O livro Mulheres que Correm com os Lobos durou meses nas minhas mãos. Foi preciso tempo para absorver os aprendizados, insights e revelações que as palavras de Clarissa Pinkola Estés me trouxeram. Não foi só por sua escrita sensível, envolvente e anímica, mas por ela investigar mitos e arquétipos de contadores de histórias ao redor do mundo que realmente dialogam com as as estruturas profundas da psique. Os contos e histórias ancestrais são abertos por ela como se os leitores e leitoras estivessem a escutando numa roda de conversas, ao redor de uma fogueira, sob um céu estrelado, entre árvores longínquas.
O livro é destinado especialmente para as mulheres, porque dialoga com os arquétipos do que Clarissa chama de “mulheres selvagens”, e por isso, a comparação com o “correr com lobos” do título do livro. As mulheres e os lobos tem muito em comum. Ela também é psicóloga e tem o público feminino como seu principal campo de atuação. Mas eu já usei algumas de suas histórias em minhas leituras de tarô com homens, e, acreditem, elas também servem para eles. Acho que isso se deve ao fato tanto de mulheres e homens possuírem pólos femininos e masculinos dentro de si quanto pelos ensinamentos do livro trazerem algo a tona esquecido na consciência da maioria das pessoas: o acesso aos instintos.
Os contos foram coletados de contadores de histórias da Europa Oriental, da América Central, dos povos nativos da América do Norte, de algumas filosofias orientais, por isso, são muito diversificados. As histórias do Barba-Azul, da Vasilisa, da Manawee, da Mulher-Esqueleto, do Patinho Feio, da La Mariposa, dos Sapatinhos Vermelhos, da Pele de Foca, da La Llorona, da Menininha dos Fósforos, do Urso da Meia-Lua, da Donzela sem Mãos, e tantas outras que ela narra, permitem que acessemos chaves, codificações, padrões e experiências que nos auxiliam a libertar a mente dos predadores, porque nos conectam com nossos mais profundos instintos. São os contos de fadas que verdadeiramente deveríamos ouvir desde pequenas, para aprender sobre as fases da vida, as iniciações, os ritos, e o que a autora tanto cita, o cilo da vida-morte-vida.
“Tudo que as mulheres foram perdendo pelos séculos afora pode ser encontrado de novo se seguirmos sua pista nas sombras. E acendemos uma vela a Guadalupe, pois esses tesouros perdidos e roubados ainda lançam sombras nos nossos sonhos noturnos, nos sonhos diurnos da nossa imaginação, em histórias muito antigas, na poesia e em qualquer momento de inspiração. As mulheres por todo o mundo – a sua mãe, a minha, você e eu, a sua irmã, a sua amiga, as nossas filhas, todas as tribos de mulheres ainda desconhecidas – todas nós sonhamos com o que está perdido, com o que em seguida irá surgir no inconsciente. Todas sonhamos os mesmos sonhos no mundo inteiro. Nunca ficamos sem o mapa. Nunca ficamos sem poder contar com a outra. Nós nos unimos através dos sonhos”.

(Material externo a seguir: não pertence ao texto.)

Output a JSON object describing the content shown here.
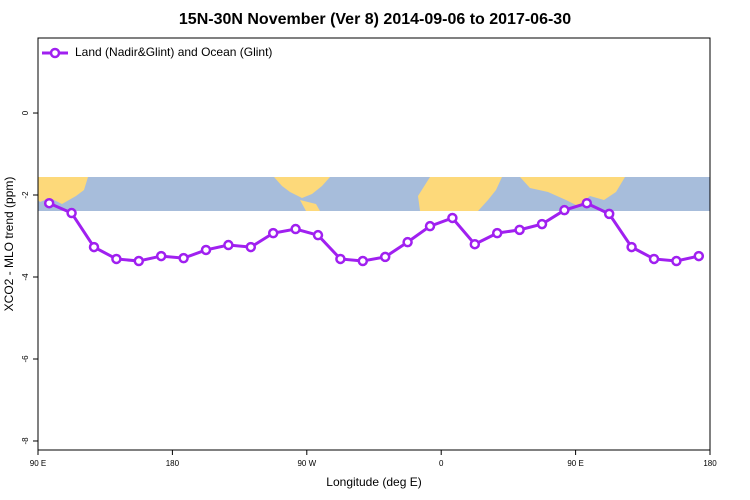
{
  "chart_data": {
    "type": "line",
    "title": "15N-30N November (Ver 8)   2014-09-06 to 2017-06-30",
    "x_label": "Longitude (deg E)",
    "y_label": "XCO2 - MLO trend (ppm)",
    "x": [
      97.5,
      112.5,
      127.5,
      142.5,
      157.5,
      172.5,
      187.5,
      202.5,
      217.5,
      232.5,
      247.5,
      262.5,
      277.5,
      292.5,
      307.5,
      322.5,
      337.5,
      352.5,
      367.5,
      382.5,
      397.5,
      412.5,
      427.5,
      442.5,
      457.5,
      472.5,
      487.5,
      502.5,
      517.5,
      532.5
    ],
    "series": [
      {
        "name": "Land (Nadir&Glint) and Ocean (Glint)",
        "color": "#a020f0",
        "values": [
          -2.2,
          -2.44,
          -3.27,
          -3.56,
          -3.61,
          -3.49,
          -3.54,
          -3.34,
          -3.22,
          -3.27,
          -2.93,
          -2.83,
          -2.98,
          -3.56,
          -3.61,
          -3.51,
          -3.15,
          -2.76,
          -2.56,
          -3.2,
          -2.93,
          -2.85,
          -2.71,
          -2.37,
          -2.2,
          -2.46,
          -3.27,
          -3.56,
          -3.61,
          -3.49
        ]
      }
    ],
    "xlim": [
      90,
      540
    ],
    "xticks": [
      {
        "value": 90,
        "label": "90 E"
      },
      {
        "value": 180,
        "label": "180"
      },
      {
        "value": 270,
        "label": "90 W"
      },
      {
        "value": 360,
        "label": "0"
      },
      {
        "value": 450,
        "label": "90 E"
      },
      {
        "value": 540,
        "label": "180"
      }
    ],
    "ylim": [
      -8.22,
      1.83
    ],
    "yticks": [
      0,
      -2,
      -4,
      -6,
      -8
    ],
    "legend": "top-left"
  }
}
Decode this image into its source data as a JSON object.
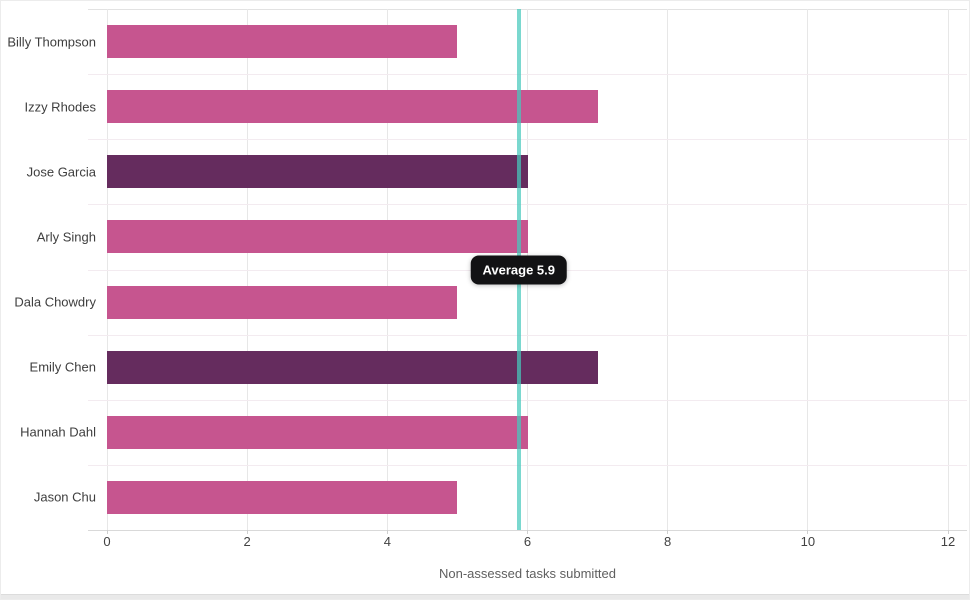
{
  "chart_data": {
    "type": "bar",
    "orientation": "horizontal",
    "title": "",
    "xlabel": "Non-assessed tasks submitted",
    "ylabel": "",
    "categories": [
      "Billy Thompson",
      "Izzy Rhodes",
      "Jose Garcia",
      "Arly Singh",
      "Dala Chowdry",
      "Emily Chen",
      "Hannah Dahl",
      "Jason Chu"
    ],
    "values": [
      5,
      7,
      6,
      6,
      5,
      7,
      6,
      5
    ],
    "bar_colors": [
      "#c6558f",
      "#c6558f",
      "#652c5e",
      "#c6558f",
      "#c6558f",
      "#652c5e",
      "#c6558f",
      "#c6558f"
    ],
    "x_ticks": [
      0,
      2,
      4,
      6,
      8,
      10,
      12
    ],
    "xlim": [
      0,
      12
    ],
    "grid": true,
    "average_line": {
      "label": "Average 5.9",
      "value": 5.9,
      "color": "#46c9bd"
    }
  },
  "colors": {
    "bar_pink": "#c6558f",
    "bar_dark_purple": "#652c5e",
    "average_line_teal": "#46c9bd",
    "tooltip_background": "#121214",
    "tooltip_text": "#ffffff",
    "gridline": "#e7e7e7",
    "band_separator": "#f3ebf0",
    "axis_text": "#424242",
    "label_text": "#3e3e3e"
  }
}
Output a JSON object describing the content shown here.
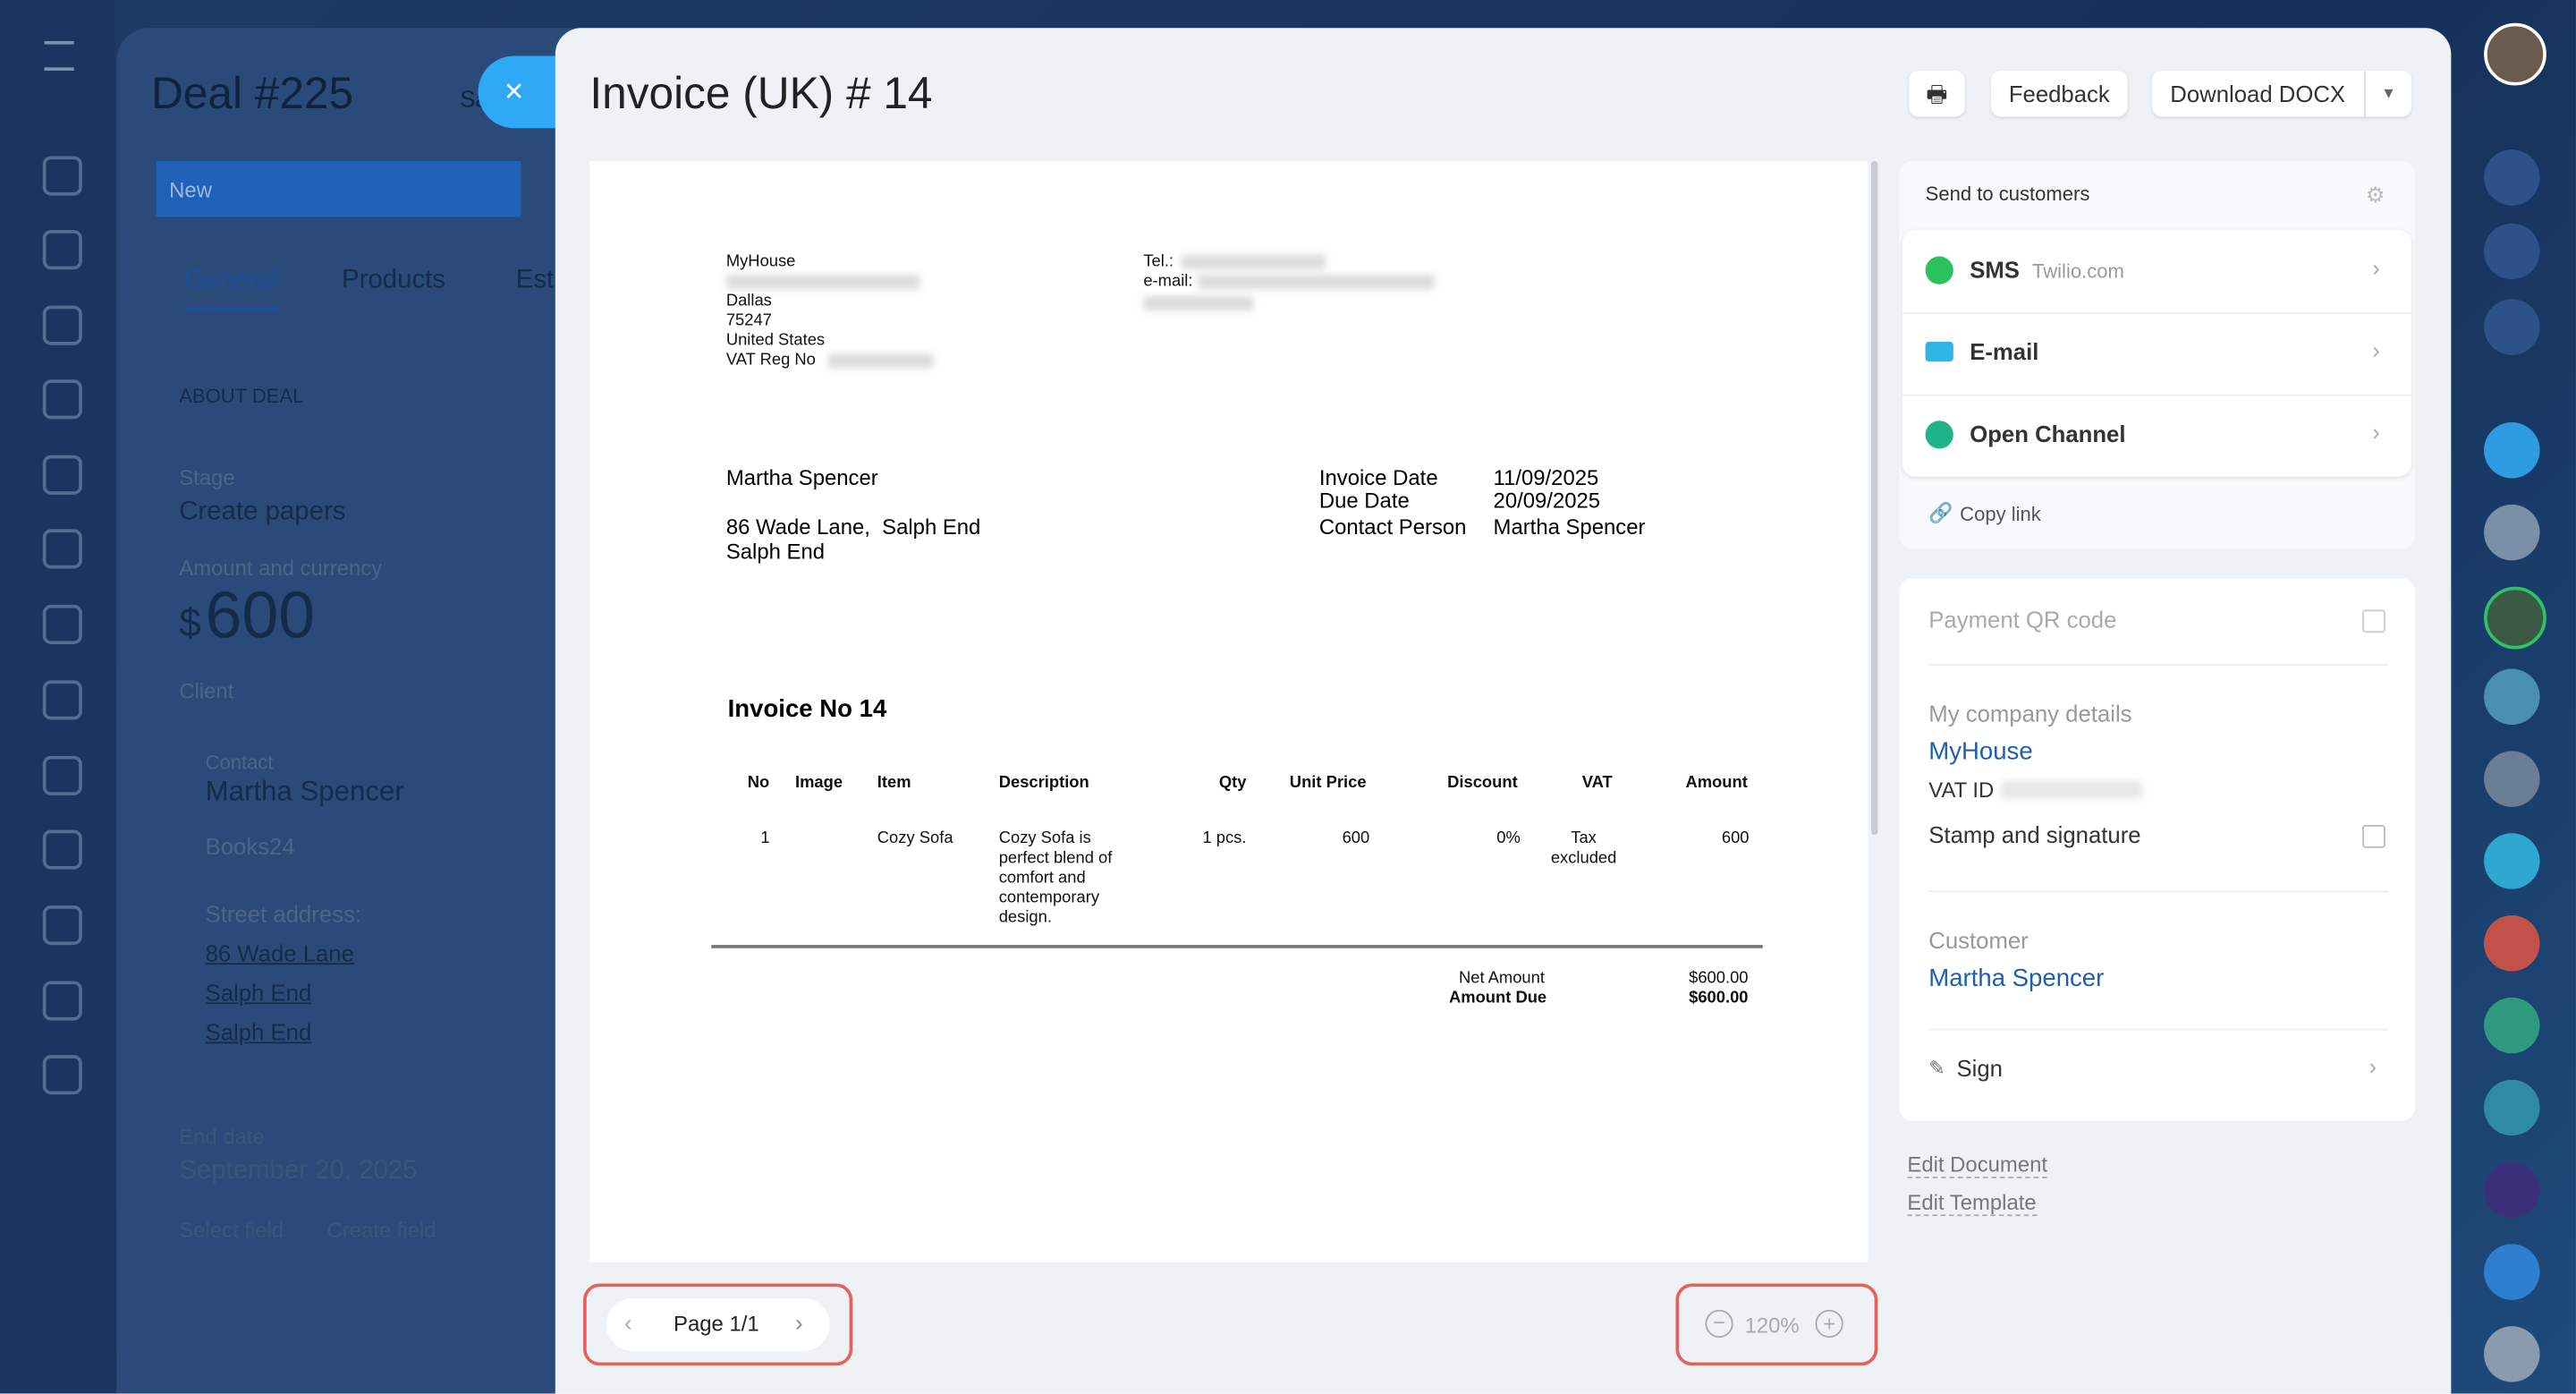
{
  "deal": {
    "title": "Deal #225",
    "title_cut": "Sa",
    "stage_tab": "New",
    "tabs": [
      "General",
      "Products",
      "Est"
    ],
    "section": "ABOUT DEAL",
    "stage_label": "Stage",
    "stage": "Create papers",
    "amount_label": "Amount and currency",
    "currency": "$",
    "amount": "600",
    "client_label": "Client",
    "contact_label": "Contact",
    "contact": "Martha Spencer",
    "company": "Books24",
    "street_label": "Street address:",
    "address": [
      "86 Wade Lane",
      "Salph End",
      "Salph End"
    ],
    "end_label": "End date",
    "end_date": "September 20, 2025",
    "links": [
      "Select field",
      "Create field"
    ]
  },
  "panel": {
    "title": "Invoice (UK) # 14",
    "feedback": "Feedback",
    "download": "Download DOCX"
  },
  "document": {
    "seller": [
      "MyHouse",
      "Dallas",
      "75247",
      "United States",
      "VAT Reg No"
    ],
    "contacts": [
      "Tel.:",
      "e-mail:"
    ],
    "buyer": [
      "Martha Spencer",
      "86 Wade Lane,  Salph End",
      "Salph End"
    ],
    "meta": [
      [
        "Invoice Date",
        "11/09/2025"
      ],
      [
        "Due Date",
        "20/09/2025"
      ],
      [
        "Contact Person",
        "Martha Spencer"
      ]
    ],
    "heading": "Invoice No 14",
    "columns": [
      "No",
      "Image",
      "Item",
      "Description",
      "Qty",
      "Unit Price",
      "Discount",
      "VAT",
      "Amount"
    ],
    "row": {
      "no": "1",
      "item": "Cozy Sofa",
      "description": "Cozy Sofa is perfect blend of comfort and contemporary design.",
      "qty": "1 pcs.",
      "price": "600",
      "discount": "0%",
      "vat": "Tax excluded",
      "amount": "600"
    },
    "totals": [
      [
        "Net Amount",
        "$600.00"
      ],
      [
        "Amount Due",
        "$600.00"
      ]
    ]
  },
  "footer": {
    "page": "Page 1/1",
    "zoom": "120%"
  },
  "sidebar": {
    "send_title": "Send to customers",
    "channels": [
      {
        "name": "SMS",
        "note": "Twilio.com"
      },
      {
        "name": "E-mail"
      },
      {
        "name": "Open Channel"
      }
    ],
    "copy_link": "Copy link",
    "qr": "Payment QR code",
    "company_label": "My company details",
    "company": "MyHouse",
    "vat": "VAT ID",
    "stamp": "Stamp and signature",
    "customer_label": "Customer",
    "customer": "Martha Spencer",
    "sign": "Sign",
    "edit_document": "Edit Document",
    "edit_template": "Edit Template"
  }
}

Ao longo das páginas, o que senti é que eu me redescobri, pois, ao perceber que as informações simbólicas dos contos iam ao encontro das minhas experiências, sentimentos e atitudes, compreendi tudo o que passei até então de outra perspectiva. Era como se eu olhasse para o meu passado com um olhar mais generoso, reflexivo, libertador e sem sombra de dúvidas, mais confiante. Finalmente eu entendia o que significava ser “boazinha demais” ou “braba demais”, o que era o “complexo demoníaco” que me levava aos pensamentos de fracasso, que tipos de iniciações eu ignorei amputando minha intuição, que agressões recebi pela cultura da qual faço parte.
A natureza instintiva é como um dispositivo adormecido dentro da gente e o que este livro faz é ajudar a despertar ele, quase como se entrássemos numa academia da alma feita de sábias palavras.
Espero que o mesmo aconteça com vocês, porque a consciência é libertadora. É a resposta e também a chave das perguntas.